The Raven’s Back – Mono Inc.

Depuis ma lecture de L’Évangile selon Myriam, je me suis promis de découvrir plus avant le travail de son autrice. M’étant enfin porté acquéreur des Confessions d’une Séancière aux dernières Imaginales, et dans le joyeux tourbillon d’hommages à des autrices incontournables, je me suis dit que l’occasion était trop belle. Déjà parce que j’avais envie de la saisir, évidemment, mais aussi et surtout parce qu’il me semblait avoir trouvé dans L’Évangile selon Myriam une forme d’audace littéraire singulière que je considère salvatrice en plus d’être agréable à découvrir ; le genre qui rend enthousiaste à la simple vue du nom de l’autrice sur un livre. Nous avons besoin de renouveler nos rapports à l’écriture, dans la littérature en général, mais aussi et surtout dans les littératures de l’Imaginaire. Et il me semble que c’est précisément, pour une bonne part en tout cas, l’ambition de Ketty Steward dans son écriture : faire les choses différemment.
Alors forcément, puisque l’ouvrage qui nous concerne aujourd’hui prédate ma découverte initiale de son travail, je suis demeuré prudent ; je m’attendais à une potentielle déception, quoique légère, ou du moins à quelque chose de moins percutant dans la démarche, puisque ça datait d’avant. Et je pense que j’ai eu raison d’être un peu méfiant. Parce que si j’ai globalement apprécié ma lecture, je dois bien constater que cet ouvrage précis a un peu souffert de ma découverte antérieure de sa descendance.
Je m’explique.

Confessions d’une Séancière est un ouvrage singulier, encore une fois, ce qui ne m’étonne pas de Ketty Steward. C’est à mettre à son crédit : ce bouquin ne ressemble pas à beaucoup d’autres que j’ai pu croiser. Entre le recueil de nouvelles et le fix-up anarchique, on enchaîne les histoires fantastiques teintées de mythologie caraïbéenne, aux tons variables mais aux implications essentiellement acides ou caustiques, le tout entrecoupé de poèmes évocateurs. Le tout est un peu à l’image de ce que je connais de l’autrice, oserais-je dire. On dit les choses telles qu’elles sont, sans trop d’ambages mais avec une certaine distance ironique qui suggère des implications supplémentaires pas dénuées d’intérêt. Ainsi, l’essentiel de ces histoires tapent très juste, avec d’autant plus d’impact que l’autrice va droit au but dans des formes très courtes. Trop courtes, par moments, peut-être, ne laissant pas vraiment de temps de respiration nécessaire à certaines des idées développées ou proposées par Ketty Steward, concluant un petit nombre d’entre-elles avec un regrettable goût de trop peu.

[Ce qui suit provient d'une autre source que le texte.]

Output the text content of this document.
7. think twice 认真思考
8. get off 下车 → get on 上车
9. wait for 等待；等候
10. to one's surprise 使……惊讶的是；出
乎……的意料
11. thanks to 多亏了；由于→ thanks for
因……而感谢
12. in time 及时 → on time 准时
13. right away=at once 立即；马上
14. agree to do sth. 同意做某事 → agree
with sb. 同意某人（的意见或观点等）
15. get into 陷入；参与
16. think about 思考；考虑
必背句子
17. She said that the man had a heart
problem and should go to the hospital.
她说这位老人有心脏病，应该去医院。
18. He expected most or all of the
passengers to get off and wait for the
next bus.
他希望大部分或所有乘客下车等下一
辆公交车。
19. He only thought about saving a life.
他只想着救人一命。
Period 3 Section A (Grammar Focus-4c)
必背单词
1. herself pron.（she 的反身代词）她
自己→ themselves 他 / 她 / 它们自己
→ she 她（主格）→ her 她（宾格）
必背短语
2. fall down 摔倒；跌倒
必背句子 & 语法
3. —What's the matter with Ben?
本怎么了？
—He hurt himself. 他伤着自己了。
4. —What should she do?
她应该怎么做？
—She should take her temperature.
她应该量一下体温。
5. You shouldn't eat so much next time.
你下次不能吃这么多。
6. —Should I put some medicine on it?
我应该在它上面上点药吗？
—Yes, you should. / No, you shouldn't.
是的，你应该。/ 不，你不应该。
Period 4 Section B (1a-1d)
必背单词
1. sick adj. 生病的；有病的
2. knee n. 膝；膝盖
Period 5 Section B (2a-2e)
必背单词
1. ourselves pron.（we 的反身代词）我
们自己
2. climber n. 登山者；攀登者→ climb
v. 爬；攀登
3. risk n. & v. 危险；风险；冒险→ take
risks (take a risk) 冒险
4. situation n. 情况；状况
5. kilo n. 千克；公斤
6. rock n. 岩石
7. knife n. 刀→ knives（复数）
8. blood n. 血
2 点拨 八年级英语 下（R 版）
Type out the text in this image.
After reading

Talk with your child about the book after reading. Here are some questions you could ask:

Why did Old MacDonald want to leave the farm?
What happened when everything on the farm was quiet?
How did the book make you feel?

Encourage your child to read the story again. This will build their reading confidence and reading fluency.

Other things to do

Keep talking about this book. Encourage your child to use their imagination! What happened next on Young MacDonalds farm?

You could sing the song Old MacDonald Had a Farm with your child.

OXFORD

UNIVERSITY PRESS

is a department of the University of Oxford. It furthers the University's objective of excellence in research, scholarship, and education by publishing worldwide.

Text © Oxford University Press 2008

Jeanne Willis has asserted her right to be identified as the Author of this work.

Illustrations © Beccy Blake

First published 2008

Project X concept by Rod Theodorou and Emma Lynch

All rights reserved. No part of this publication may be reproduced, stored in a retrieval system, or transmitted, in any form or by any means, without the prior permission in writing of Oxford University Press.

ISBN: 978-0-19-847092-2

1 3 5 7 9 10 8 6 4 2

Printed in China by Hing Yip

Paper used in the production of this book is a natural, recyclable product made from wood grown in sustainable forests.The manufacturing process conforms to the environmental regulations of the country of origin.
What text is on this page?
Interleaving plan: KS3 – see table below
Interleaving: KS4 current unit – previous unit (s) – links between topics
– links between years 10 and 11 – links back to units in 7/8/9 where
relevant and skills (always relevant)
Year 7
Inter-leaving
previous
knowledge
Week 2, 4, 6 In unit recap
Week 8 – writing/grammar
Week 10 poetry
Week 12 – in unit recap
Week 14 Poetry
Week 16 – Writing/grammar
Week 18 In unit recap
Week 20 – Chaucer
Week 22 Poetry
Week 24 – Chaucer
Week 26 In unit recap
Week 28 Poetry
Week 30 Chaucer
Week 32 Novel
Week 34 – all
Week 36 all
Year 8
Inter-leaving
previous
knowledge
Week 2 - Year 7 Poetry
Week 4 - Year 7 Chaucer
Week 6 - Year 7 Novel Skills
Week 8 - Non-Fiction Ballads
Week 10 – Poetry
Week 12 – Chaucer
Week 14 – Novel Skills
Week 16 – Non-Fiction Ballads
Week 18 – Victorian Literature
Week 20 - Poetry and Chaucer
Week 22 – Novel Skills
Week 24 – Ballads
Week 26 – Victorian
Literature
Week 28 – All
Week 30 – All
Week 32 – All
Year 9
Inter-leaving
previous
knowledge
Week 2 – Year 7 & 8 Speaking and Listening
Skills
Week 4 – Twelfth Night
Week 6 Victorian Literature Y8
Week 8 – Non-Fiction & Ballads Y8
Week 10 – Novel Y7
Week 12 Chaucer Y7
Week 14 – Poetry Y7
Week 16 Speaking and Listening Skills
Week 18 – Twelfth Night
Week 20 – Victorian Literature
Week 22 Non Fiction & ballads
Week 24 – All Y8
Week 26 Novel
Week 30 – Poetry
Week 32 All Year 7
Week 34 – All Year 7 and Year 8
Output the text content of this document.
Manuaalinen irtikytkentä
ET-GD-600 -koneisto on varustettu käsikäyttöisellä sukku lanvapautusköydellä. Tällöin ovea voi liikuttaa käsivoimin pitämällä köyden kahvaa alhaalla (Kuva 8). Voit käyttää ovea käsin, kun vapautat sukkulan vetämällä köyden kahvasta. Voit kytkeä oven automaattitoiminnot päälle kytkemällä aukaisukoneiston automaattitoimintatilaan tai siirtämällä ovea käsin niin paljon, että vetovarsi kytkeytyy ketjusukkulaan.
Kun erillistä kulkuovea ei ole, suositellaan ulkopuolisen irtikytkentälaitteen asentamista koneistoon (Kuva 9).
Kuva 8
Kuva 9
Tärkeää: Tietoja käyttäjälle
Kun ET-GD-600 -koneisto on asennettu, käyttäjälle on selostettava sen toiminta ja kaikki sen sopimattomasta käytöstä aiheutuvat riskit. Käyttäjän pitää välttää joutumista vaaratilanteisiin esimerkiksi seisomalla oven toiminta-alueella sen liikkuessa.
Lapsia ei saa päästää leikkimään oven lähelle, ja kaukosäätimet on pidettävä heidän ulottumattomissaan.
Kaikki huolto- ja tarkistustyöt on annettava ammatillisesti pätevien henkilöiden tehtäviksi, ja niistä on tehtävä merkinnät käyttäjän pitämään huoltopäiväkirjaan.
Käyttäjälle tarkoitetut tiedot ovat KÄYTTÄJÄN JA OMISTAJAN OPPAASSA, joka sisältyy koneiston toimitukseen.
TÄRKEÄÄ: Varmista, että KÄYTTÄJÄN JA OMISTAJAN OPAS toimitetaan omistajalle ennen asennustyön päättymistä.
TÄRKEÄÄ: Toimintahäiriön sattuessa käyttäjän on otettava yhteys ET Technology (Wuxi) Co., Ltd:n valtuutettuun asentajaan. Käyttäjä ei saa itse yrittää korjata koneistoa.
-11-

Si j’avais un reproche majeur à faire à Confessions d’une Séancière, je dirais que c’est, malgré son unité atmosphérique, un certaine manque de liant. Parce que si les histoires en elles-mêmes racontent des choses assez intéressantes dans l’ensemble, et tendent globalement dans une direction similaire, leur manque de réelle proximité fait que l’ouvrage, à mon sens, se retrouve le cul entre deux chaises. On ressent une volonté claire de Ketty Steward d’imprimer des idées progressistes à une ambiance caribéenne bienvenue pour ce qu’elle représente de rafraichissant dans le paysage Fantastique francophone ; mais je trouve cependant qu’il manque au tout ce petit truc en plus pour reboucler complètement l’ensemble. Comme toujours, c’est le sentiment de manque plutôt qu’une présence superfétatoire qui a créé chez moi une forme de frustration. Si chaque histoire de l’ouvrage, avec l’écho complémentaire de son poème respectif, a su systématiquement créer une alléchante promesse, je me suis un peu trop souvent retrouvé avec le sentiment que la conclusion arrivait trop tôt ou trop abruptement. Paradoxalement, pour ce qui est finalement une ode au format court – que j’affectionne pourtant particulièrement – je dirais que ça manquait régulièrement un peu de longueur. C’est peut-être à mettre sur le compte d’un certain exotisme dans le contexte de ces histoires ou simplement sur une envie de voir les implications voulues par l’autrice développées plus profondément, mais il n’empêche que j’ai été un peu trop frustré pour m’estimer entièrement satisfait.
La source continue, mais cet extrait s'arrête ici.